The trigeminal involvement is what makes salmiak a culturally acquired taste in a literal sense. Trigeminal responses are partly defensive reflexes — the body's signal that something potentially harmful is in contact with sensitive tissue — and the perception of these signals is plastic, shifting from unpleasant to pleasurable through habituation. Habitual salmiak eaters experience the same physiological signal as habitual chilli eaters experience the capsaicin response: as a positive, even pleasurable sensation rather than as a defensive warning. Non-habitual eaters experience the same signal as alarming, which is the predictable response of an unhabituated trigeminal system.
Ammonium chloride: regulatory framework
Ammonium chloride (E 510) is approved for use as a food additive in the European Union under EU Regulation 1333/2008 and is generally regarded as safe at customary intake levels by both the EU FSA and the US FDA. The Dutch NVWA does not formally limit the concentration in confectionery, but requires explicit warning labels on products exceeding specific thresholds:
- Above 2.0% NH4Cl by weight: the package must carry the "rich in liquorice" notice, indicating that consumption should be moderate.
- Above 4.49% NH4Cl by weight: the package must carry the explicit "consume in moderation; do not consume if suffering from hypertension" warning.
- Products approaching or exceeding 7.99% are typically restricted to specialist channels and may carry additional warnings about cardiovascular risk.
The 4.49% threshold corresponds to the boundary between standard salted (zoute) and double-salted (dubbelzout) licorice. The 7.99% threshold corresponds to the boundary between dubbelzout and the specialist black-stripe (zwartestrook) products that are sold only through specialist confectioners. The Finnish regulatory framework is similar but with somewhat higher thresholds, reflecting the higher tolerance of the Finnish market.
Acute toxicity and the LD50 question
The acute toxicity of both glycyrrhizin and ammonium chloride at any plausible dietary intake is essentially nil. The lethal dose of ammonium chloride in humans is in the range of 1.5–3 grams per kilogram of body weight, which for a 70-kilogram adult corresponds to approximately 100–200 grams of pure ammonium chloride — an amount that would require eating perhaps 2–4 kilograms of the strongest commercial dubbelzout in a single sitting. Glycyrrhizin acute toxicity is similarly remote, with the LD50 in animal studies corresponding to perhaps 800 mg/kg, well above any plausible single-meal intake.

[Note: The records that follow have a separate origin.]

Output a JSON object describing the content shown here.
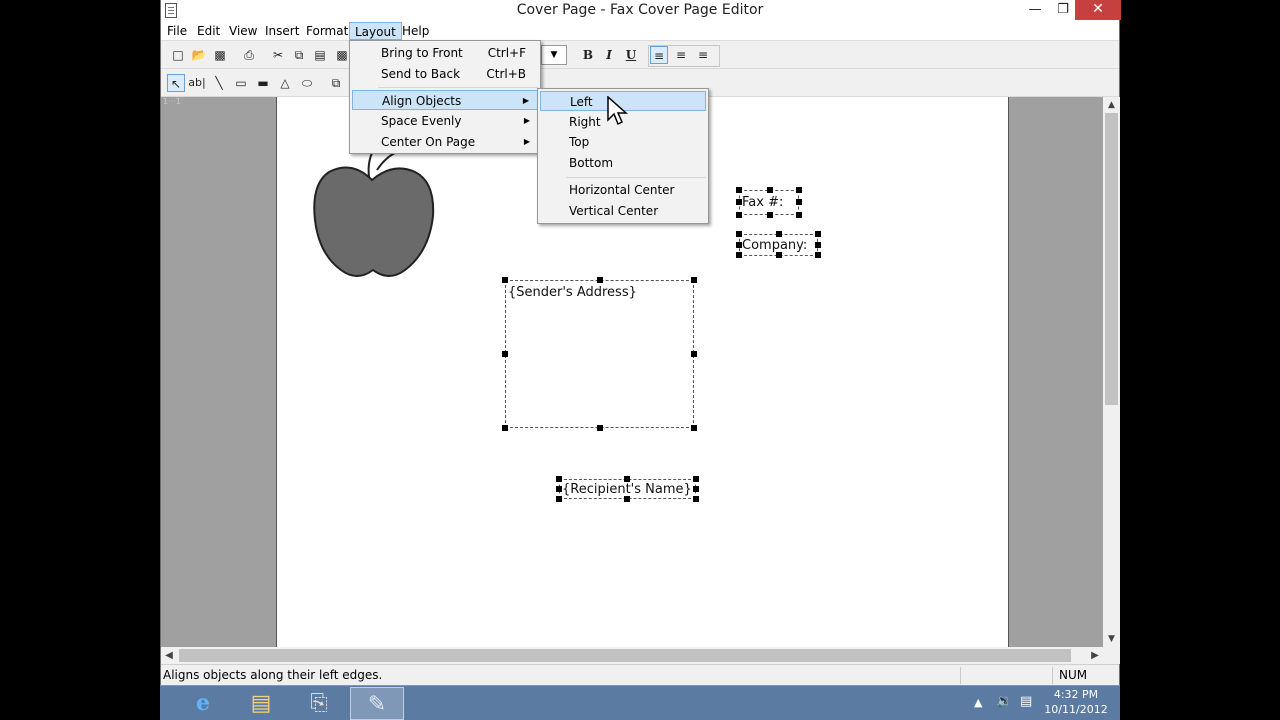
{
  "window": {
    "title": "Cover Page - Fax Cover Page Editor",
    "minimize_glyph": "—",
    "maximize_glyph": "❐",
    "close_glyph": "✕"
  },
  "menubar": {
    "items": [
      "File",
      "Edit",
      "View",
      "Insert",
      "Format",
      "Layout",
      "Help"
    ],
    "active": "Layout"
  },
  "layout_menu": {
    "items": [
      {
        "label": "Bring to Front",
        "shortcut": "Ctrl+F"
      },
      {
        "label": "Send to Back",
        "shortcut": "Ctrl+B"
      },
      {
        "label": "Align Objects",
        "submenu": true
      },
      {
        "label": "Space Evenly",
        "submenu": true
      },
      {
        "label": "Center On Page",
        "submenu": true
      }
    ],
    "highlighted": "Align Objects"
  },
  "align_submenu": {
    "items": [
      "Left",
      "Right",
      "Top",
      "Bottom",
      "Horizontal Center",
      "Vertical Center"
    ],
    "highlighted": "Left"
  },
  "toolbar": {
    "format": {
      "bold": "B",
      "italic": "I",
      "underline": "U"
    }
  },
  "page": {
    "ruler_tag": "1···1",
    "fields": {
      "fax": "Fax #:",
      "company": "Company:",
      "sender_address": "{Sender's Address}",
      "recipient_name": "{Recipient's Name}"
    }
  },
  "statusbar": {
    "text": "Aligns objects along their left edges.",
    "num": "NUM"
  },
  "taskbar": {
    "time": "4:32 PM",
    "date": "10/11/2012"
  },
  "colors": {
    "menu_highlight": "#cce4f7",
    "menu_highlight_border": "#7eb4ea",
    "close_button": "#c74040",
    "taskbar": "#5b7ba3",
    "workspace": "#a0a0a0"
  }
}
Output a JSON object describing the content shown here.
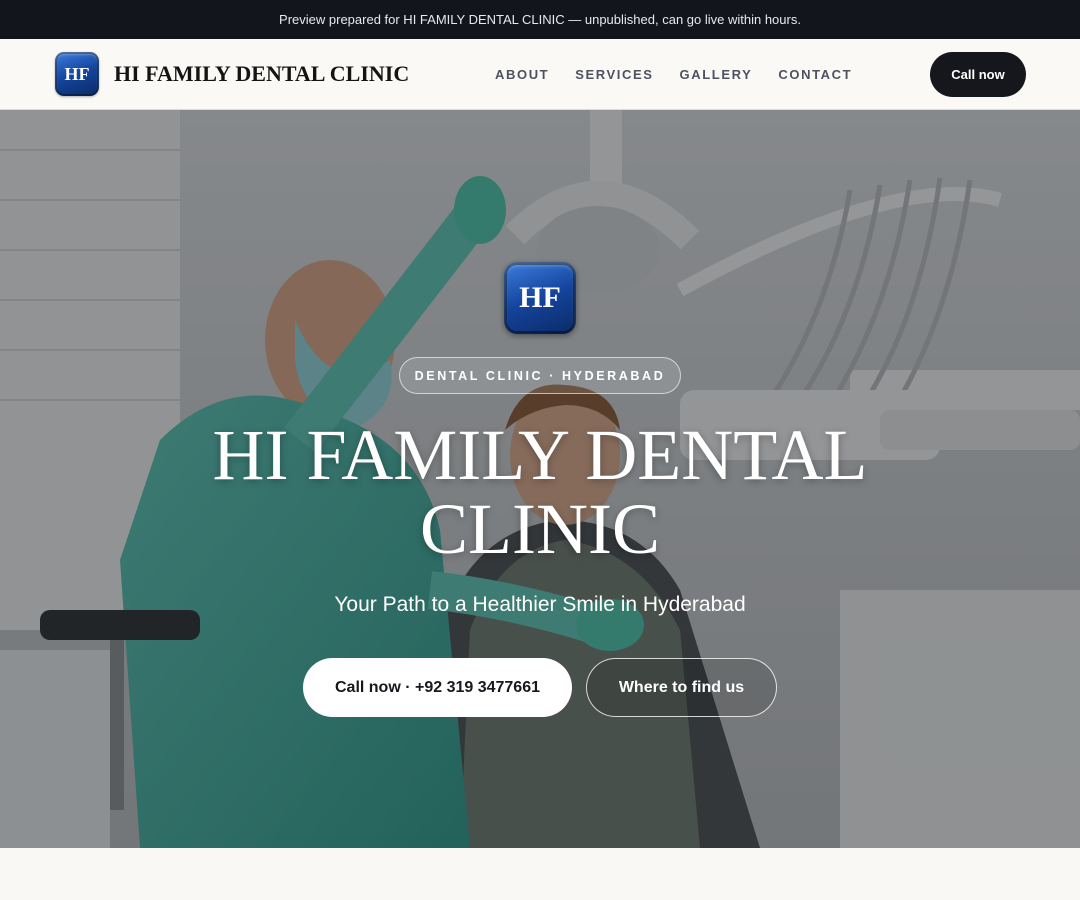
{
  "announcement": "Preview prepared for HI FAMILY DENTAL CLINIC — unpublished, can go live within hours.",
  "brand": {
    "logo_text": "HF",
    "name": "HI FAMILY DENTAL CLINIC",
    "colors": {
      "logo_top": "#3d7fe0",
      "logo_bottom": "#0b2a66"
    }
  },
  "nav": {
    "items": [
      {
        "label": "ABOUT"
      },
      {
        "label": "SERVICES"
      },
      {
        "label": "GALLERY"
      },
      {
        "label": "CONTACT"
      }
    ],
    "call_label": "Call now"
  },
  "hero": {
    "logo_text": "HF",
    "eyebrow": "DENTAL CLINIC · HYDERABAD",
    "title": "HI FAMILY DENTAL CLINIC",
    "subtitle": "Your Path to a Healthier Smile in Hyderabad",
    "primary_cta": "Call now · +92 319 3477661",
    "secondary_cta": "Where to find us",
    "background_image": "dentist in teal scrubs treating a smiling patient in dental chair"
  },
  "colors": {
    "announcement_bg": "#12151b",
    "header_bg": "#faf9f6",
    "button_dark": "#15171c",
    "page_bg": "#f9f8f5"
  }
}
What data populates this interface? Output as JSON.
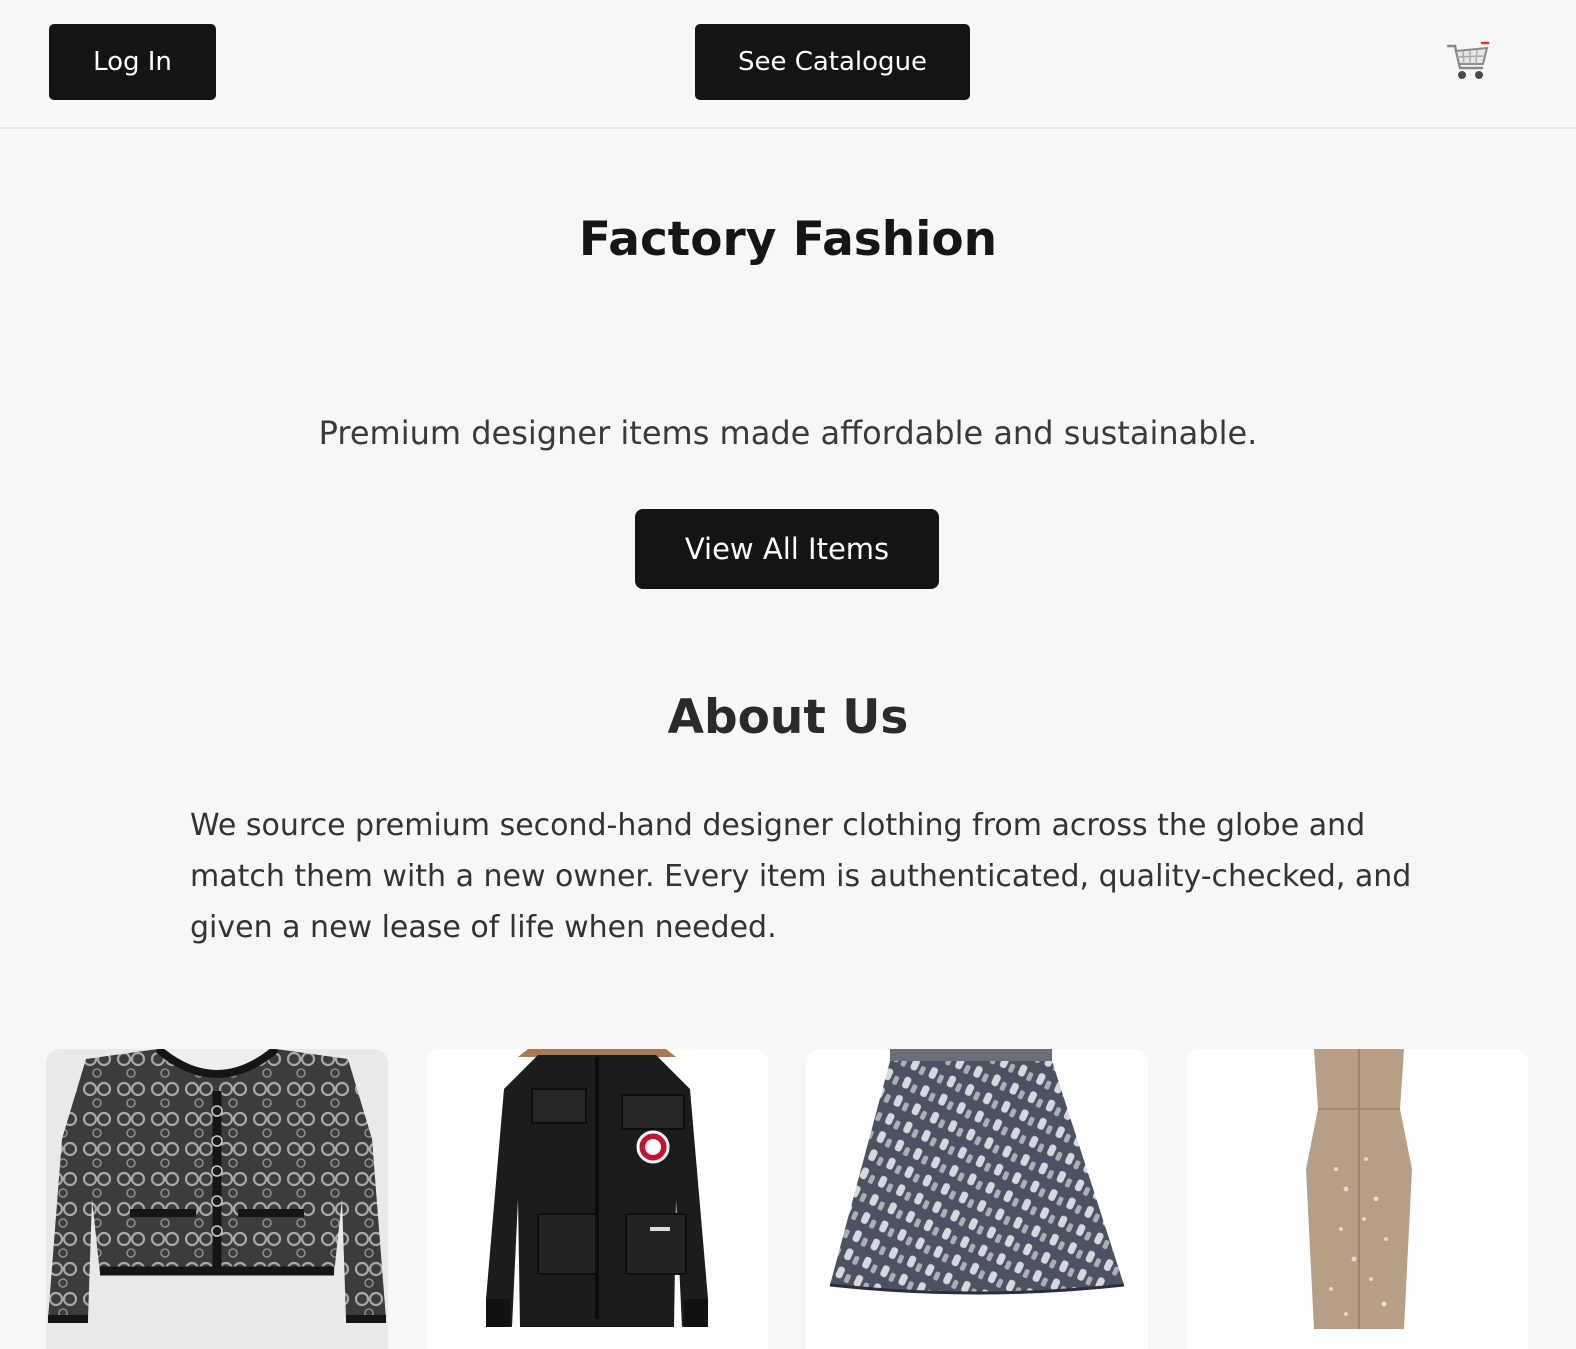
{
  "header": {
    "login_label": "Log In",
    "catalogue_label": "See Catalogue",
    "cart_icon": "shopping-cart-icon"
  },
  "hero": {
    "title": "Factory Fashion",
    "tagline": "Premium designer items made affordable and sustainable.",
    "cta_label": "View All Items"
  },
  "about": {
    "heading": "About Us",
    "body": "We source premium second-hand designer clothing from across the globe and match them with a new owner. Every item is authenticated, quality-checked, and given a new lease of life when needed."
  },
  "products": [
    {
      "image": "tweed-cropped-jacket-image"
    },
    {
      "image": "black-parka-image"
    },
    {
      "image": "monogram-mini-skirt-image"
    },
    {
      "image": "sequin-gown-image"
    }
  ],
  "colors": {
    "background": "#f7f7f5",
    "button": "#141414",
    "button_text": "#ffffff"
  }
}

The medical concerns described in this entry are, accordingly, all chronic-intake concerns rather than acute-toxicity concerns. The warning labels on Dutch dubbelzout packaging are about sustained habitual consumption, not about single doses, and the populations at meaningful risk are those with pre-existing cardiovascular conditions consuming licorice routinely at amounts substantially above the EFSA guideline. For healthy adults eating drop occasionally, even at relatively high salt grades, the candy is essentially without medical concern.